Ministry of National Food Security & Research

Agency overview
- Jurisdiction: Government of Pakistan
- Headquarters: Islamabad, Islamabad Capital Territory
- Minister responsible: Rana Tanveer Hussain, Federal Minister For National Food Security & Research;
- Agency executive: Zafar Hassan, Federal Secretary for National Food Security & Research;
- Website: www.mnfsr.gov.pk

= Ministry of National Food Security & Research =

Government ministry of Pakistan

The Ministry of National Food Security & Research or Ministry of Agricultulre (, wazarat-e- baraye qaumi tehqeeq o hfzanِ taghzia, Pakistan (abbreviated as MoA) is a Cabinet-level ministerial department of Government of Pakistan. It is responsible for implementing, enforcing, developing, and executing policies on agriculture, rice, livestock, fishing, and farming. The ministry is governed by the Minister of National Food Security and Research, who must be a member of Parliament of Pakistan. According to the World Food Programme (WFP), "36.9% of [Pakistan's] population faces food security. This is due to limited economic access by the poorest and most vulnerable group of the population – particularly women – to an adequate and diverse diet."

==Attached departments==

===Agricultural Policy Institute===
Agriculture Prices Commission was established in 1981 and re-constituted as Agriculture Policy Institute (API) in 2006 as attached department with ministry.

===Federal Seed Certification & Registration Department===
Provide seed certification and quality control cover for various crops and field inspection of the crops of registered varieties and released varieties.

===Animal Quarantine Department===

Regulate the import, export and quarantine of animals and animal products, in order to prevent the introduction or spread of exotic diseases and maintain quarantine services of high standards, to protect the livestock industry of Pakistan and other countries.

===National Veterinary Laboratory===
National Veterinary Laboratory is a national institution for service and regulatory support to national livestock wealth. These laboratories are capable of catering needs in advanced applied biotechnology, bacteriology, virology, analytical chemistry, biochemistry, immunology, molecular biology, toxicology, pathology, parasitology and exotic diseases.

===Department of Plant Protection===

The department Quarantines and routinely locust Survey and control.

==Autonomous bodies==

===Pakistan Agricultural Research Council===

Pakistan Agricultural Research Council (PARC) is the apex national organization working in close collaboration with other federal provincial institutions in the country to provide science-based solutions to agriculture of Pakistan. The organization promote and coordinate agricultural research, arrange expeditious utilization of research results and establish research establishments to fill in the gaps in existing agricultural research system.

==Corporations==

===Pakistan Agriculture Storage and Services Corporation===

PASSCO is a public Limited Company, its functions include maintaining strategic reserves of wheat and other specified commodities
and procurement of food commodities at Government’s fix price.

==Boards==

===Pakistan Oilseed Development Board===
Pakistan Oil-seed Development Board (PODB) was established in 1995 to enhance indigenous oil-seed production. PODB serves as an important national institution for the development of oilseed sector in the country, besides providing regulatory and policy framework to this sector.

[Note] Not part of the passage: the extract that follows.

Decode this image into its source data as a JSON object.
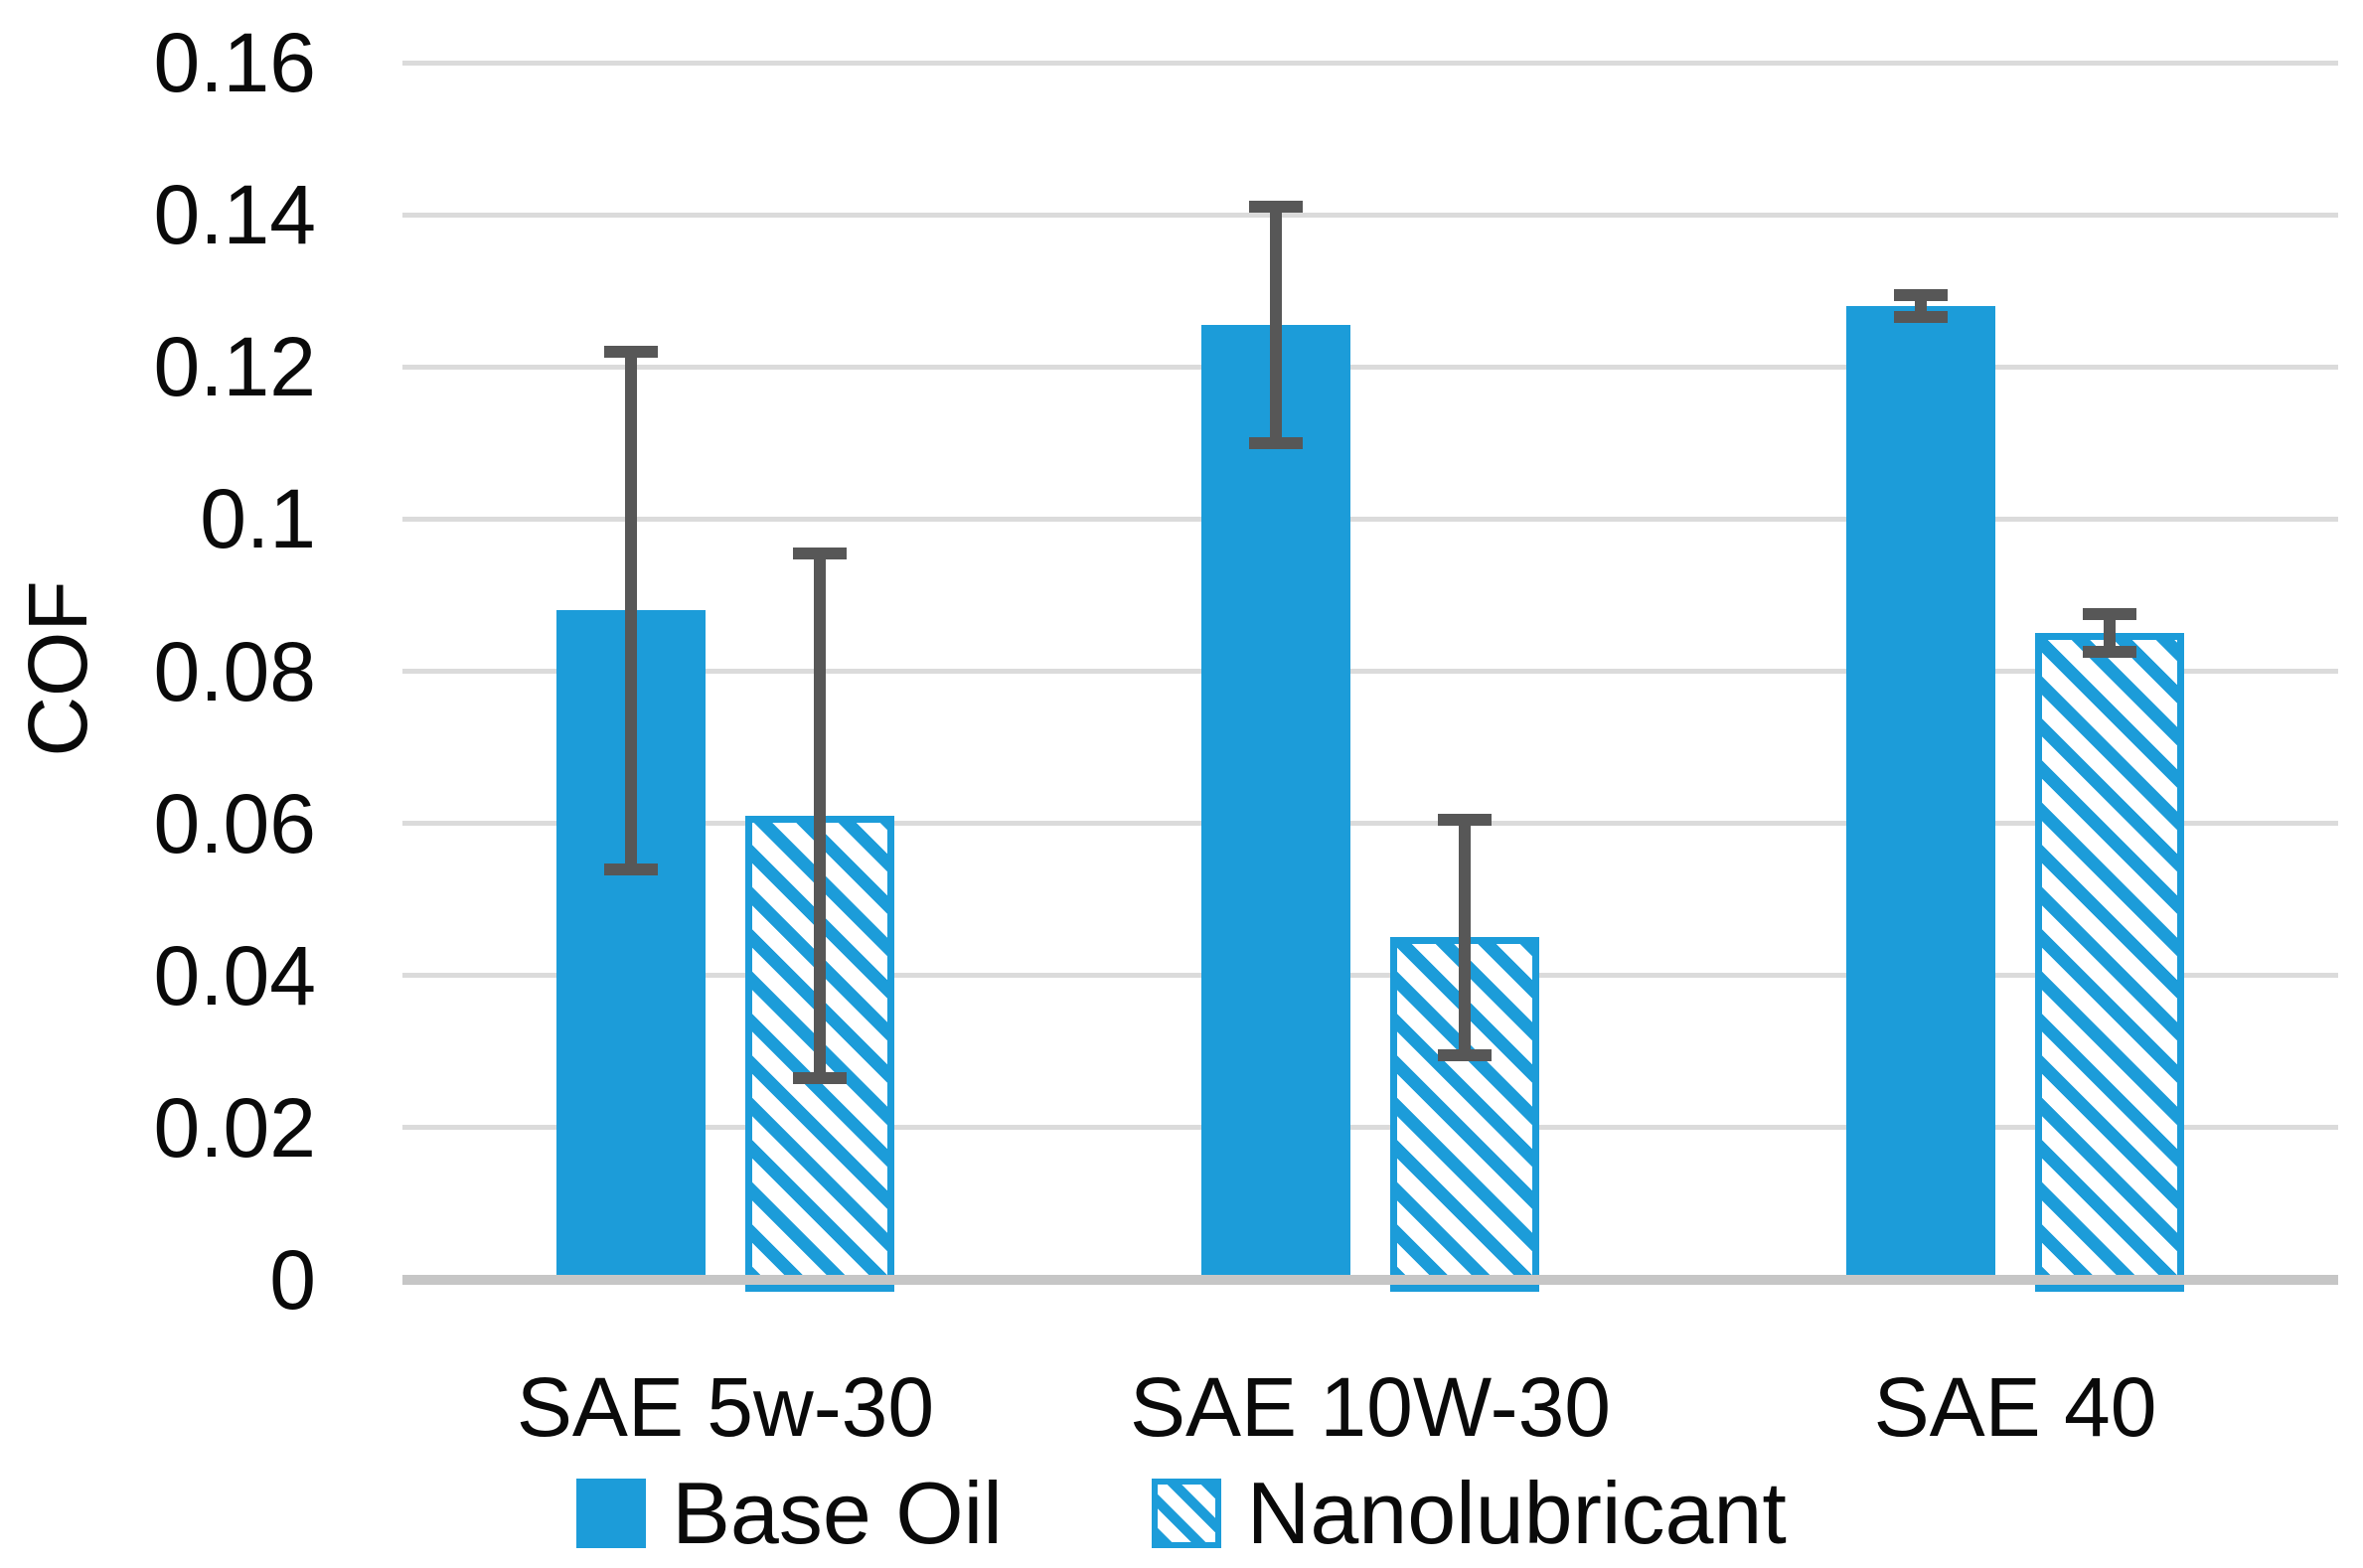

===Livestock and Dairy Development Board===
Plan, promote, facilitate and coordinate livestock, poultry and dairy sectors development of Pakistan.

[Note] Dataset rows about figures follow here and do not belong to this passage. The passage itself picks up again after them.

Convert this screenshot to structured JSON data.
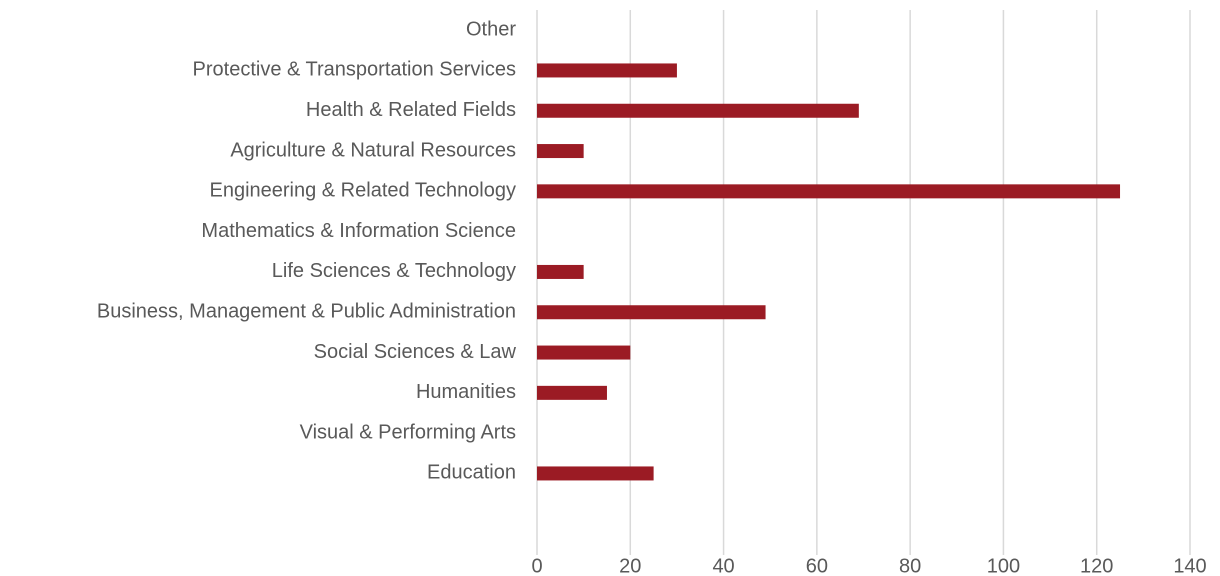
{
  "chart_data": {
    "type": "bar",
    "orientation": "horizontal",
    "categories": [
      "Other",
      "Protective & Transportation Services",
      "Health & Related Fields",
      "Agriculture & Natural Resources",
      "Engineering & Related Technology",
      "Mathematics & Information Science",
      "Life Sciences & Technology",
      "Business, Management & Public Administration",
      "Social Sciences & Law",
      "Humanities",
      "Visual & Performing Arts",
      "Education"
    ],
    "values": [
      0,
      30,
      69,
      10,
      125,
      0,
      10,
      49,
      20,
      15,
      0,
      25
    ],
    "color": "#9b1b24",
    "xlim": [
      0,
      140
    ],
    "xticks": [
      0,
      20,
      40,
      60,
      80,
      100,
      120,
      140
    ],
    "grid": true
  }
}
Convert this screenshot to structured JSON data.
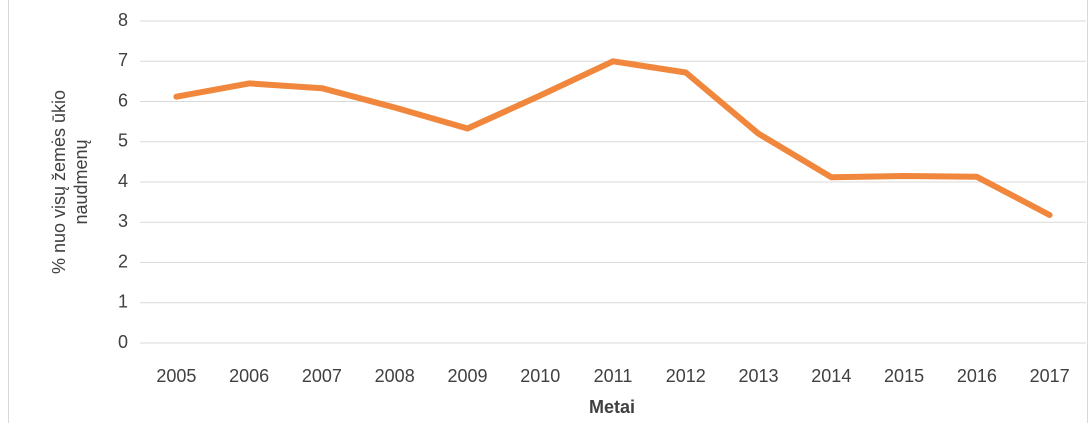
{
  "chart_data": {
    "type": "line",
    "y_label": [
      "% nuo visų žemės ūkio",
      "naudmenų"
    ],
    "x_label": "Metai",
    "categories": [
      "2005",
      "2006",
      "2007",
      "2008",
      "2009",
      "2010",
      "2011",
      "2012",
      "2013",
      "2014",
      "2015",
      "2016",
      "2017"
    ],
    "values": [
      6.12,
      6.45,
      6.33,
      5.85,
      5.33,
      6.15,
      7.0,
      6.72,
      5.2,
      4.12,
      4.15,
      4.13,
      3.18
    ],
    "color": "#f0873c",
    "ylim": [
      0,
      8
    ],
    "yticks": [
      0,
      1,
      2,
      3,
      4,
      5,
      6,
      7,
      8
    ],
    "grid": true
  }
}
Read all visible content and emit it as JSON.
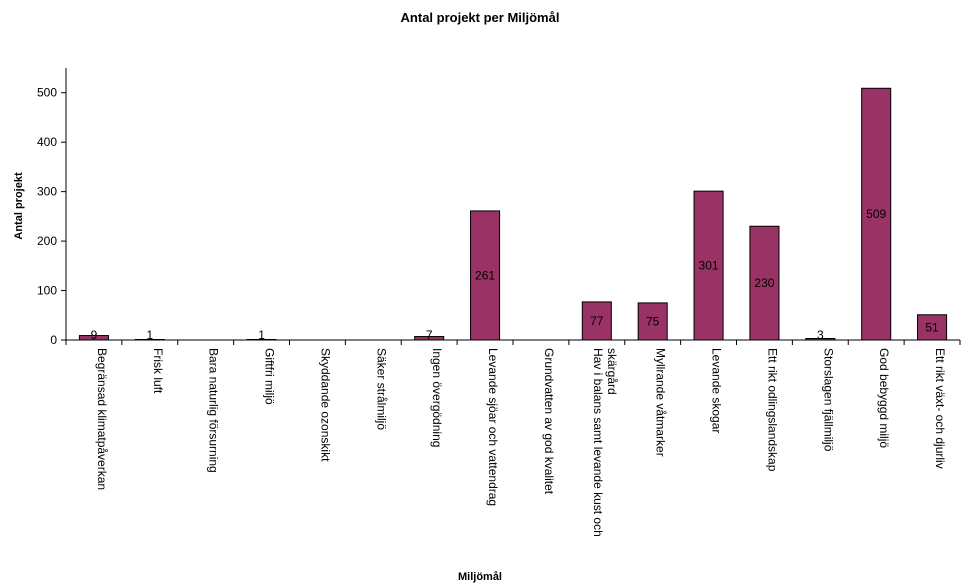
{
  "chart_data": {
    "type": "bar",
    "title": "Antal projekt per Miljömål",
    "xlabel": "Miljömål",
    "ylabel": "Antal projekt",
    "ylim": [
      0,
      550
    ],
    "yticks": [
      0,
      100,
      200,
      300,
      400,
      500
    ],
    "grid": false,
    "legend": "none",
    "bar_color": "#993366",
    "categories": [
      [
        "Begränsad klimatpåverkan"
      ],
      [
        "Frisk luft"
      ],
      [
        "Bara naturlig försurning"
      ],
      [
        "Giftfri miljö"
      ],
      [
        "Skyddande ozonskikt"
      ],
      [
        "Säker strålmiljö"
      ],
      [
        "Ingen övergödning"
      ],
      [
        "Levande sjöar och vattendrag"
      ],
      [
        "Grundvatten av god kvalitet"
      ],
      [
        "Hav i balans samt levande kust och",
        "skärgård"
      ],
      [
        "Myllrande våtmarker"
      ],
      [
        "Levande skogar"
      ],
      [
        "Ett rikt odlingslandskap"
      ],
      [
        "Storslagen fjällmiljö"
      ],
      [
        "God bebyggd miljö"
      ],
      [
        "Ett rikt växt- och djurliv"
      ]
    ],
    "values": [
      9,
      1,
      0,
      1,
      0,
      0,
      7,
      261,
      0,
      77,
      75,
      301,
      230,
      3,
      509,
      51
    ],
    "data_labels": [
      "9",
      "1",
      "",
      "1",
      "",
      "",
      "7",
      "261",
      "",
      "77",
      "75",
      "301",
      "230",
      "3",
      "509",
      "51"
    ]
  }
}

===Fisheries Development Board===
Fisheries Development Board is set up to provide and maintain a platform for enhancing and promoting fisheries sector in Pakistan. The board Coordinates with national and provincial activities with relation to aquaculture and shrimp farming and development of market infrastructure and improvement of marketing of fisheries products

==Companies==

===Pakistan Dairy Development Company===
Pakistan Dairy Development Company (PDDC or Dairy Pakistan) has been established to drive the development of the Pakistan dairy sector. Dairy Pakistan is a Public-Private sector joint initiative to bring about structural long term change in the dairy industry in Pakistan. Dairy Pakistan is chartered to coordinate, manage and facilitate initiatives leading to the development of the dairy sector in the country.

==Cell==

===Federal Water Management Cell===
Federal Water Management Cell serves as an arm of the Ministry to deal with all the matters related to irrigation water management and agriculture mechanization.

== National Agri-trade and Food Safety Authority (NAFSA) ==
National Agri-trade and Food Safety Authority NAFSA is a regulatory body under the Ministry of National Food Security & Research, established in 2025 to oversee food safety, biosecurity, and agri-trade. It ensures compliance with international SPS standards and supports export certification.